Bundesgerichtshof Urteil28.10.2014

BGH: Arzt muss Schwangere grundsätzlich nicht wiederholt auf Möglichkeit eines Kaiserschnitts hinweisenNochmalige Aufklä­rungs­pflicht besteht nur bei entscheidender Veränderung der Umstände

Bestehen deutliche Anzeichen dafür, dass angesichts des Zustands der Schwangeren bzw. des Geburtsvorgangs ein Kaiserschnitt gegenüber der vaginalen Geburt die bessere Wahl sein kann, so muss der Arzt die werdende Mutter darüber aufklären. Tritt diese ernsthaft für möglich erachtete Entwicklung ein, so muss der Arzt nur dann nochmals über die Möglichkeit eines Kaiserschnitts aufklären, wenn sich die Umstände entscheidend verändert haben. Dies hat der Bundes­ge­richtshof entschieden.

Dem Fall lag folgender Sachverhalt zugrunde: Eine Schwangere befand sich seit Januar 2005 aufgrund einiger Beschwerden, wie zum Beispiel einer Nieren­be­cken­ent­zündung und Schwan­ger­schafts­di­abetes, in stationärer Behandlung. Zu Beginn der Behandlung wurde die Schwangere über die grundsätzliche Möglichkeit eines Kaiserschnitts aufgeklärt. Trotz der Beschwerden entschied sie sich für eine vaginale Entbindung. Einen Monat später erlitt die Schwangere jedoch einen vorzeitigen Blasensprung. Ohne sie nochmals über die Möglichkeit eines Kaiserschnitts aufzuklären, wurde die vaginale Geburt eingeleitet. Dabei kam es jedoch zu erheblichen Komplikationen, sodass sich die behandelnden Ärzte für einen Not-Kaiserschnitt entschieden. Das Kind konnte dadurch zwar gerettet werden, jedoch hatte es während des Versuchs der vaginalen Geburt schwere Hirnschäden erlitten und war daher schwerst­be­hindert. Die Mutter machte dafür die Ärzte verantwortlich und klagte auf Schadenersatz und Schmerzensgeld.

Landgericht und Oberlan­des­gericht bejahten Vorliegen eines ärztlichen Behand­lungs­fehlers

Sowohl das Landgericht Mannheim als auch das Oberlan­des­gericht Karlsruhe bejahten das Vorliegen eines ärztlichen Behand­lungs­fehlers.

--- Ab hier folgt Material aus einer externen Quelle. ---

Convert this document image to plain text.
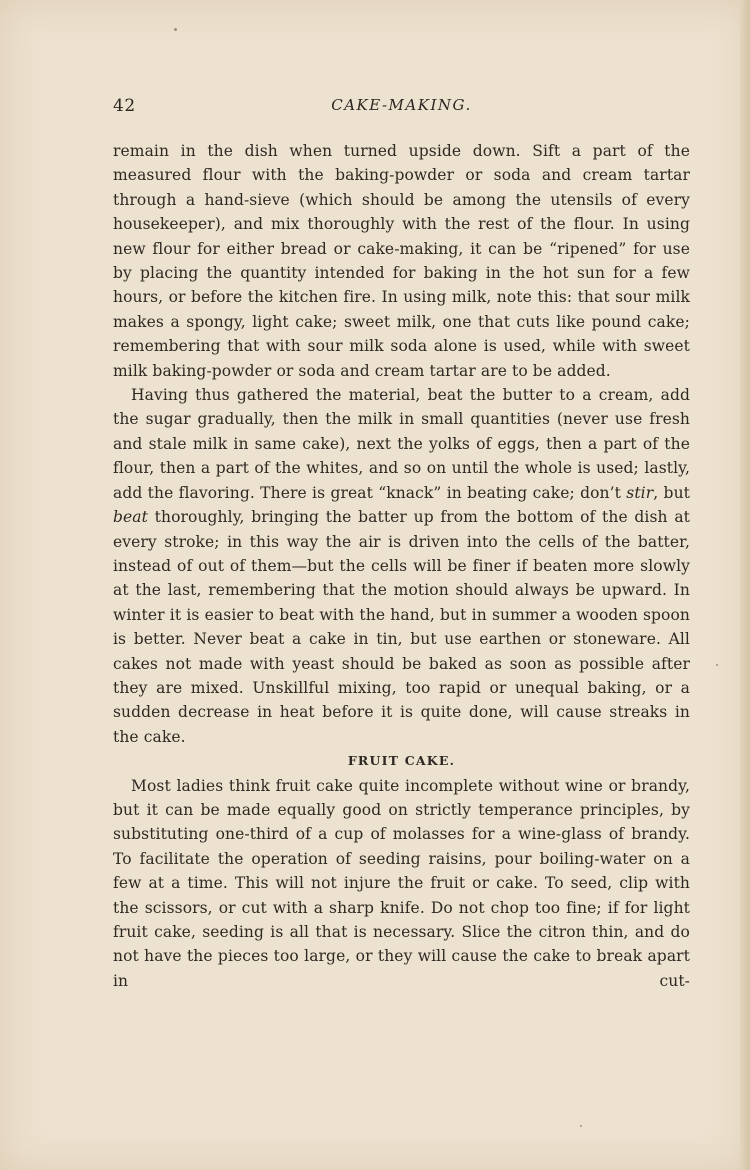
42	CAKE-MAKING.

remain in the dish when turned upside down. Sift a part of the measured flour with the baking-powder or soda and cream tartar through a hand-sieve (which should be among the utensils of every housekeeper), and mix thoroughly with the rest of the flour. In using new flour for either bread or cake-making, it can be “ripened” for use by placing the quantity intended for baking in the hot sun for a few hours, or before the kitchen fire. In using milk, note this: that sour milk makes a spongy, light cake; sweet milk, one that cuts like pound cake; remembering that with sour milk soda alone is used, while with sweet milk baking-powder or soda and cream tartar are to be added.

Having thus gathered the material, beat the butter to a cream, add the sugar gradually, then the milk in small quantities (never use fresh and stale milk in same cake), next the yolks of eggs, then a part of the flour, then a part of the whites, and so on until the whole is used; lastly, add the flavoring. There is great “knack” in beating cake; don’t stir, but beat thoroughly, bringing the batter up from the bottom of the dish at every stroke; in this way the air is driven into the cells of the batter, instead of out of them—but the cells will be finer if beaten more slowly at the last, remembering that the motion should always be upward. In winter it is easier to beat with the hand, but in summer a wooden spoon is better. Never beat a cake in tin, but use earthen or stoneware. All cakes not made with yeast should be baked as soon as possible after they are mixed. Unskillful mixing, too rapid or unequal baking, or a sudden decrease in heat before it is quite done, will cause streaks in the cake.

FRUIT CAKE.

Most ladies think fruit cake quite incomplete without wine or brandy, but it can be made equally good on strictly temperance principles, by substituting one-third of a cup of molasses for a wine-glass of brandy. To facilitate the operation of seeding raisins, pour boiling-water on a few at a time. This will not injure the fruit or cake. To seed, clip with the scissors, or cut with a sharp knife. Do not chop too fine; if for light fruit cake, seeding is all that is necessary. Slice the citron thin, and do not have the pieces too large, or they will cause the cake to break apart in cut-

Das Oberlan­des­gericht begründete dies damit, dass die Mutter unzureichend über die Möglichkeit eines Kaiserschnitts aufgeklärt worden sei. Nach dem Blasensprung hätte die Mutter nochmals aufgeklärt werden müssen. Der Kaiserschnitt hätte als gleichwertige Behand­lung­s­al­ter­native zu einer vaginalen Entbindung angesehen werden müssen. Gegen diese Entscheidung wurde Revision eingelegt.

Bundes­ge­richtshof bejahte Aufklä­rungs­pflicht des Arztes bei Vorliegen von Gefahren

Der Bundes­ge­richtshof führte zu dem Fall aus, dass ein Arzt ohne besondere Veranlassung nicht verpflichtet sei, mit einer Schwangeren die Möglichkeit eines Kaiserschnitts zu erörtern. Anders liege aber der Fall, wenn durch die vaginale Geburt ernstzunehmende Gefahren für das Kind drohen. Sprechen im Interesse des Kindes gewichtige Gründe für einen Kaiserschnitt und stellt dieser unter Berück­sich­tigung der Konstitution und Befindlichkeit der Mutter eine verantwortbare Alternative dar, so müsse der Arzt auf diese Möglichkeit hinweisen.

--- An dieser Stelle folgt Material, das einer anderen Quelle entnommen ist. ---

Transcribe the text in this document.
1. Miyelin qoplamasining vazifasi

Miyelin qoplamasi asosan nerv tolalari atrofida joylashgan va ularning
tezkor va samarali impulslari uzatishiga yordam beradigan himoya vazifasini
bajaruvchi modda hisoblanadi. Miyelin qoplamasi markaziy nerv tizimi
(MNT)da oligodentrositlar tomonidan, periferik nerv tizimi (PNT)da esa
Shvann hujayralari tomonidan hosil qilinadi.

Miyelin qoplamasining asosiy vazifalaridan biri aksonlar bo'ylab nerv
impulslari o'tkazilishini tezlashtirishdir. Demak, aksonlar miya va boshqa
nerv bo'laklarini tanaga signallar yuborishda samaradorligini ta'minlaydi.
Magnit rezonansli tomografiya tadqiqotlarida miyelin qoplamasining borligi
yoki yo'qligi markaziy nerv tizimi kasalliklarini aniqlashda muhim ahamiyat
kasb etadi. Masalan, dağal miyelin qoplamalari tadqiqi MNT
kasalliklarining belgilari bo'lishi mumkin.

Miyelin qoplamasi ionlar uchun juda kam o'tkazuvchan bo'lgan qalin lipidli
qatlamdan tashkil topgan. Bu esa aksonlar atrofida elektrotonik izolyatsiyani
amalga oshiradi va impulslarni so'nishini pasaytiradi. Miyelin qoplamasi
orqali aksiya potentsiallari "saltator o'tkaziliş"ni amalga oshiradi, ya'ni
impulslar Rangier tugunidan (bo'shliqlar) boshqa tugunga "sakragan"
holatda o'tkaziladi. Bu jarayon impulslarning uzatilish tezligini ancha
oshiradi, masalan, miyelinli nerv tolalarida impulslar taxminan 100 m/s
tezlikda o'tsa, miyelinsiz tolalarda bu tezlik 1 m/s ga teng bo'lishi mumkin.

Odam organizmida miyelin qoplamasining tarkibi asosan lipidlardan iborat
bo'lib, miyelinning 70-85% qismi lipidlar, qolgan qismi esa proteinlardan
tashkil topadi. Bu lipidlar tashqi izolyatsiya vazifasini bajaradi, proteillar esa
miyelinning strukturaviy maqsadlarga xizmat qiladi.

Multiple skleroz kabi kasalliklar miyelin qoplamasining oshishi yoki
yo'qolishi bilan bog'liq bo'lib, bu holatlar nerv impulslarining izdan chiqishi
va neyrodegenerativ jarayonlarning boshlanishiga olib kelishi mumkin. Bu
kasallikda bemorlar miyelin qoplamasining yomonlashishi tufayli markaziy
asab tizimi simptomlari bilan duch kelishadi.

Ernsthafte Möglichkeit von Gefahren begründet ebenfalls Aufklä­rungs­pflicht

Der Arzt sei darüber hinaus nach Ansicht des Bundes­ge­richtshofs verpflichtet, auf die Möglichkeit eines Kaiserschnitts hinzuweisen, wenn bereits deutliche Anzeichen dafür bestehen, dass sich der Zustand der Schwangeren bzw. der Geburtsvorgang so entwickeln könne, dass ein Kaiserschnitt die bessere Alternative darstellt. Wenn die ernsthaft für möglich erachtete Entwicklung eintritt, müsse der Arzt jedoch nicht nochmals aufklären.

Nochmalige Aufklä­rungs­pflicht bei entscheidender Veränderung der Umstände

Eine nochmalige Aufklä­rungs­pflicht bestehe aber dann, so der Bundes­ge­richtshof, wenn sich die Umstände derart entscheidend verändern, dass die unter­schied­lichen Entbin­dungs­me­thoden in einem neuen Licht erscheinen. Die Einschätzung über die Risiken und Vorteile der verschiedenen Methoden müssen sich entscheidend verändern. Ob dies im vorliegenden Fall so war, konnte der Bundes­ge­richtshof nicht erkennen. Es habe seiner Sicht nach insofern an den erforderlichen Feststellungen des Oberlan­des­ge­richts gefehlt. Es sei unzutreffend gewesen allein aufgrund des Blasensprungs eine erneute Aufklärung zu fordern. Dass sich dadurch entscheidend die Umstände verändert hatten, sei aus den Ausführungen des Oberlan­des­ge­richts nicht ersichtlich gewesen.